Bisnis.com, JAKARTA -- Presiden Brazil Luiz Inacio Lula da Silva, pada Rabu (23/8/2023) menyerukan agar negara-negara yang tergabung dalam Brazil, Russia, India, China, South Africa (disingkat BRICS) menciptakan mata uang bersama.
Mengutip Reuters, Kamis (24/8/2023) mata uang bersama negara berkembang ingin untuk menjembatani perdagangan dan investasi antar anggota. Upaya ini sekaligus langkah mengurangi kerentanan terhadap fluktuasi nilai tukar dolar.
“[Mata uang BRICS] meningkatkan pilihan pembayaran dan mengurangi kerentanan kita,” jelasnya, pada sesi pleno pembukaan KTT.
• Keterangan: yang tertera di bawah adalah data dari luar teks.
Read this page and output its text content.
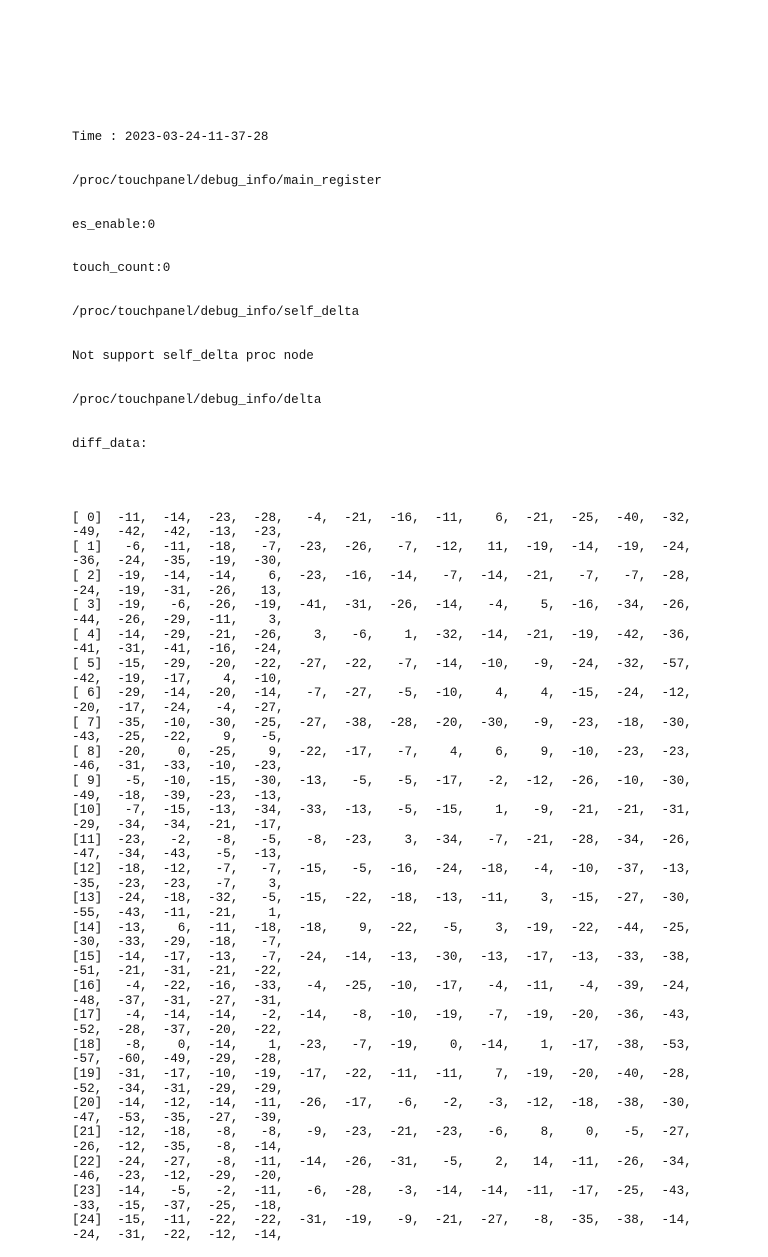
Time : 2023-03-24-11-37-28

/proc/touchpanel/debug_info/main_register

es_enable:0

touch_count:0

/proc/touchpanel/debug_info/self_delta

Not support self_delta proc node

/proc/touchpanel/debug_info/delta

diff_data:

[ 0]  -11,  -14,  -23,  -28,   -4,  -21,  -16,  -11,    6,  -21,  -25,  -40,  -32,
-49,  -42,  -42,  -13,  -23,
[ 1]   -6,  -11,  -18,   -7,  -23,  -26,   -7,  -12,   11,  -19,  -14,  -19,  -24,
-36,  -24,  -35,  -19,  -30,
[ 2]  -19,  -14,  -14,    6,  -23,  -16,  -14,   -7,  -14,  -21,   -7,   -7,  -28,
-24,  -19,  -31,  -26,   13,
[ 3]  -19,   -6,  -26,  -19,  -41,  -31,  -26,  -14,   -4,    5,  -16,  -34,  -26,
-44,  -26,  -29,  -11,    3,
[ 4]  -14,  -29,  -21,  -26,    3,   -6,    1,  -32,  -14,  -21,  -19,  -42,  -36,
-41,  -31,  -41,  -16,  -24,
[ 5]  -15,  -29,  -20,  -22,  -27,  -22,   -7,  -14,  -10,   -9,  -24,  -32,  -57,
-42,  -19,  -17,    4,  -10,
[ 6]  -29,  -14,  -20,  -14,   -7,  -27,   -5,  -10,    4,    4,  -15,  -24,  -12,
-20,  -17,  -24,   -4,  -27,
[ 7]  -35,  -10,  -30,  -25,  -27,  -38,  -28,  -20,  -30,   -9,  -23,  -18,  -30,
-43,  -25,  -22,    9,   -5,
[ 8]  -20,    0,  -25,    9,  -22,  -17,   -7,    4,    6,    9,  -10,  -23,  -23,
-46,  -31,  -33,  -10,  -23,
[ 9]   -5,  -10,  -15,  -30,  -13,   -5,   -5,  -17,   -2,  -12,  -26,  -10,  -30,
-49,  -18,  -39,  -23,  -13,
[10]   -7,  -15,  -13,  -34,  -33,  -13,   -5,  -15,    1,   -9,  -21,  -21,  -31,
-29,  -34,  -34,  -21,  -17,
[11]  -23,   -2,   -8,   -5,   -8,  -23,    3,  -34,   -7,  -21,  -28,  -34,  -26,
-47,  -34,  -43,   -5,  -13,
[12]  -18,  -12,   -7,   -7,  -15,   -5,  -16,  -24,  -18,   -4,  -10,  -37,  -13,
-35,  -23,  -23,   -7,    3,
[13]  -24,  -18,  -32,   -5,  -15,  -22,  -18,  -13,  -11,    3,  -15,  -27,  -30,
-55,  -43,  -11,  -21,    1,
[14]  -13,    6,  -11,  -18,  -18,    9,  -22,   -5,    3,  -19,  -22,  -44,  -25,
-30,  -33,  -29,  -18,   -7,
[15]  -14,  -17,  -13,   -7,  -24,  -14,  -13,  -30,  -13,  -17,  -13,  -33,  -38,
-51,  -21,  -31,  -21,  -22,
[16]   -4,  -22,  -16,  -33,   -4,  -25,  -10,  -17,   -4,  -11,   -4,  -39,  -24,
-48,  -37,  -31,  -27,  -31,
[17]   -4,  -14,  -14,   -2,  -14,   -8,  -10,  -19,   -7,  -19,  -20,  -36,  -43,
-52,  -28,  -37,  -20,  -22,
[18]   -8,    0,  -14,    1,  -23,   -7,  -19,    0,  -14,    1,  -17,  -38,  -53,
-57,  -60,  -49,  -29,  -28,
[19]  -31,  -17,  -10,  -19,  -17,  -22,  -11,  -11,    7,  -19,  -20,  -40,  -28,
-52,  -34,  -31,  -29,  -29,
[20]  -14,  -12,  -14,  -11,  -26,  -17,   -6,   -2,   -3,  -12,  -18,  -38,  -30,
-47,  -53,  -35,  -27,  -39,
[21]  -12,  -18,   -8,   -8,   -9,  -23,  -21,  -23,   -6,    8,    0,   -5,  -27,
-26,  -12,  -35,   -8,  -14,
[22]  -24,  -27,   -8,  -11,  -14,  -26,  -31,   -5,    2,   14,  -11,  -26,  -34,
-46,  -23,  -12,  -29,  -20,
[23]  -14,   -5,   -2,  -11,   -6,  -28,   -3,  -14,  -14,  -11,  -17,  -25,  -43,
-33,  -15,  -37,  -25,  -18,
[24]  -15,  -11,  -22,  -22,  -31,  -19,   -9,  -21,  -27,   -8,  -35,  -38,  -14,
-24,  -31,  -22,  -12,  -14,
Meski demikian mata uang BRICS tidak termasuk dalam agenda KTT. Pada Juli 2023, menteri luar negeri India juga mengatakan bahwa tidak ada ide mengenai mata uang BRICS. Lalu, sebelum ia pergi ke KTT, mengatakan bahwa meningkatkan perdagangan dalam mata uang nasional akan dibahas.
Presiden Rusia, Vladimir Putin mengatakan bahwa pertemuan tersebut akan mendiskusikan pengalihan perdagangan antara negara-negara anggota dari dolar ke mata uang nasional.
China sendiri juga belum berkomentar terkait hal tersebut. Sang Presiden, Xi Jinping, berbicara pada pertemuan tersebut untuk mempromosikan reformasi sistem keuangan dan moneter internasional.
Baca Juga
Tantangan dalam Mata Uang BRICS
Gubernur bank sentral Afrika Selatan Lesetja Kganyago pada Juli 2023 mengatakan bahwa memabangun mata uang BRICS akan menjadi sebuah proyek politik.
"Jika Anda menginginkannya, Anda harus memiliki serikat perbankan, Anda harus memiliki serikat fiskal, Anda harus memiliki konvergensi ekonomi makro," ungkapnya.
Menurutnya, yang penting adalah perlunya mekanisme pendisiplinan untuk negara-negara yang tidak sejalan. Tak hanya itu, bank sentral juga diperlukan. Kganyago juga bertanya dimana letak bank sentral tersebut nanti.
Peneliti senior di Zhejiang University, Herbert Poenisch juga mengatakan ketidakseimbangan perdagangan dapat menjadi masalah. Menurutnya, semua negara anggota BRICS menjadikan China sebagai mitra dagang utama mereka, dan hanya sedikit yang melakukan perdagangan satu sama lain.
Menjadi Ancaman Terhadap Dolar?
Sebagaimana diketahui, para pemimpin BRICS mengungkapkan bahwa mereka ingin lebih banyak menggunakan mata uang nasional dibandingkan dolar.
Anggapan tersebut menguat ketika bank sentral Amerika Serikat (AS) atau Federal Reserve (The Fed) menaikkan suku bunga dan Rusia menginvasi Ukraina, sehingga membuat utang dalam bentuk dolar dan banyak impor menjadi lebih mahal.
Tak hanya itu, Rusia yang ‘dikucilkan’ dari sistem keuangan global yang dijatuhkan oleh sanksi-sanksi pada 2022, memicu spekulasi bahwa sekutu-sekutu non-barat akan beralih dari dolar.
"Proses dedolarisasi hubungan ekonomi kita yang obyektif dan tidak dapat diubah mendapatkan momentum," jelas Putin pada KTT BRICS, Selasa (22/8/2023).
Namun, dolar sendiri masih mendominasi perdagangan global. Menurut Bank of International Settlements Data, dolar masih mendominasi hampir 90 persen transaksi valas global.
Dedolarisasi juga membutuhkan eksportir dan importir yang tak terhitung jumlahnya. Tak hanya itu, peminjam, pemberi pinjaman, dan pedagang mata uang di seluruh dunia, perlu secara mandiri memutuskan untuk menggunakan mata uang lain.